Trigger Warning: This post contains themes of miscarriage and pregnancy loss.
This post was originally published on Lottie & Me on January 19, 2019.
You were five months old the first time you said “mama.” You locked eyes on me as I entered the room, and you named me loud and clear. “Mama.”
When I tell this story, people smile and remind me that babies don’t really know what words mean. That you didn’t know I was “mama.” Those beautiful syllables were simply sounds. A stretching of the vocal cords. Experimentation.
It’s funny, the hoops people will make us jump through to earn a simple title. In my mind, I had been Mama for years. Ever since the first strip turned pink. To you, I was Mama at just five months old. But for so many others it would be months before you could possibly see that “Mama” was me.
Do you know the power of a name? Shakespeare once tried to make us believe that a rose would be no different should we call it a weed. But if a rose believed itself to be a weed, would it really be so sweet? Baby, haven’t you seen the dandelion that for every child is magic mowed over by fathers hell-bent on grass and green?
I was twenty-five the first time I turned a pregnancy test, and ten weeks the first time I started to bleed. I spent Mother’s Day weekend on bed rest, trying to save a baby I had already lost.
That Sunday, I wanted somebody, anybody to call me Mama. To recognize my maternity. But nobody, not anybody believed my baby could possibly still be alive. So I lay in bed, read reports of how Princess Kate had just stolen my favorite baby girl name, and consoled myself with thoughts of next year and the Mother’s Day feast that would be.
The day I lost my baby, no one called me Mama.
Twice I loved and twice I lost, but to the world, this wasn’t motherhood. On every Mother’s Day for three years I cried, not because I was childless but because the world refused to count my children.
And now you were here, saying the words I’d ached to be mine, and no one would let me have them.
Baby, they didn’t know what you know.
If you call me Mama, I’ll chase the stars for you.
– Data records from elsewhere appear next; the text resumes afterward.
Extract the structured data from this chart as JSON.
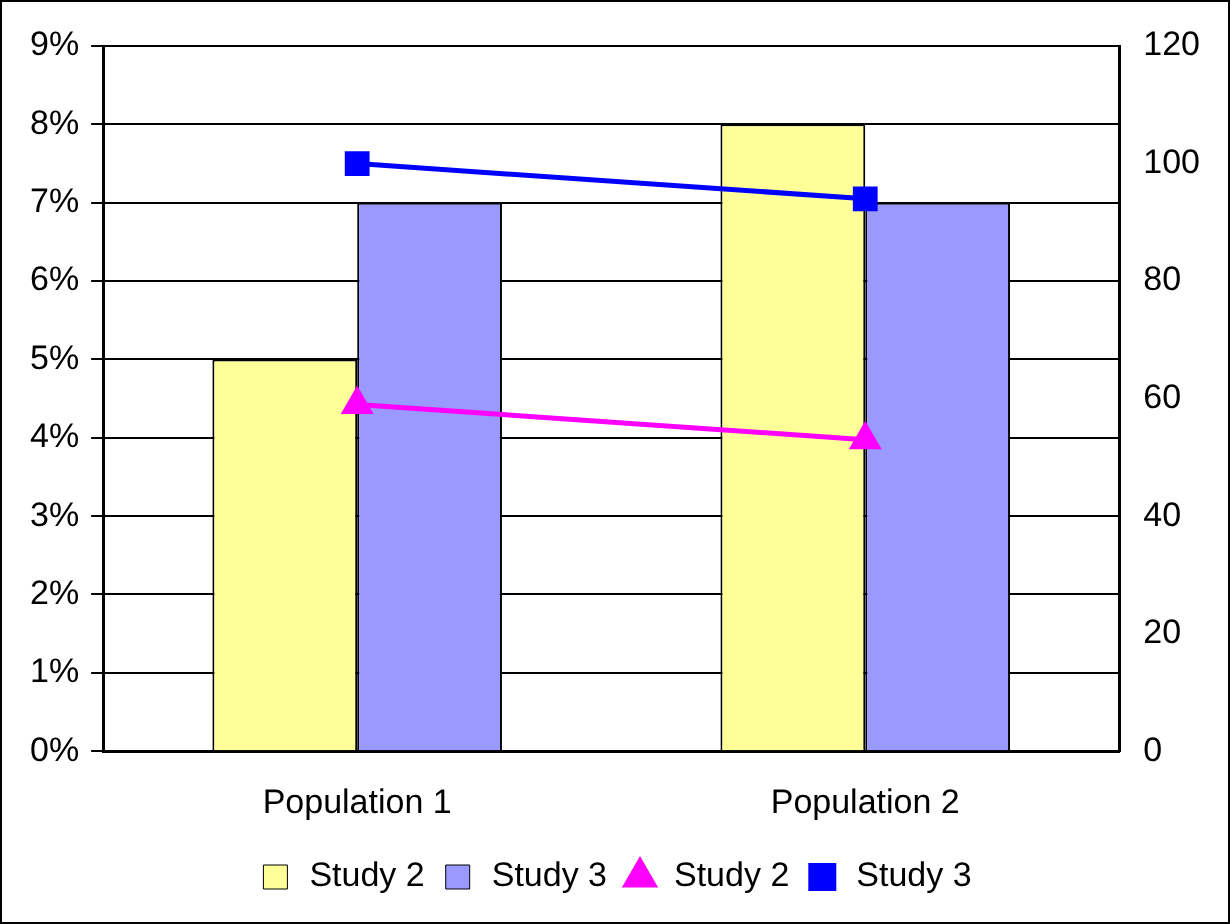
{
  "chart_data": {
    "type": "bar",
    "categories": [
      "Population 1",
      "Population 2"
    ],
    "series": [
      {
        "name": "Study 2",
        "color": "#ffff99",
        "values": [
          5,
          8
        ]
      },
      {
        "name": "Study 3",
        "color": "#9999ff",
        "values": [
          7,
          7
        ]
      },
      {
        "name": "Study 2",
        "type": "line",
        "axis": "y2",
        "marker": "triangle",
        "color": "#ff00ff",
        "values": [
          59,
          53
        ]
      },
      {
        "name": "Study 3",
        "type": "line",
        "axis": "y2",
        "marker": "square",
        "color": "#0000ff",
        "values": [
          100,
          94
        ]
      }
    ],
    "ylim": [
      0,
      9
    ],
    "yticks": [
      {
        "value": 0,
        "label": "0%"
      },
      {
        "value": 1,
        "label": "1%"
      },
      {
        "value": 2,
        "label": "2%"
      },
      {
        "value": 3,
        "label": "3%"
      },
      {
        "value": 4,
        "label": "4%"
      },
      {
        "value": 5,
        "label": "5%"
      },
      {
        "value": 6,
        "label": "6%"
      },
      {
        "value": 7,
        "label": "7%"
      },
      {
        "value": 8,
        "label": "8%"
      },
      {
        "value": 9,
        "label": "9%"
      }
    ],
    "y2lim": [
      0,
      120
    ],
    "y2ticks": [
      0,
      20,
      40,
      60,
      80,
      100,
      120
    ],
    "grid": "y",
    "legend": "bottom"
  }
}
Every wishing star you see streak bright across the sky. I’ll catch it, and save it, and bring that star home for you. Put it in a jar for you, for someday when you’re ready to make that dream come true.
If you call me Mama, I’ll lace my armor tight for you. Keep my scabbard at my side for you. Hold that sword high for you. But only if you want me to.
Baby, if you call me Mama, I’ll cry every tear for you. Hold all that fear for you. Have strong shoulders to bear weight for you. Always be there with you.
And maybe, just maybe, you’ll grow to understand someday why Mama has to fight to let go. Why I get angry instead of scared and sad instead of mad and numb when my heart is too full.
Because Baby, as long as you call me Mama, you’ll always be my rainbow.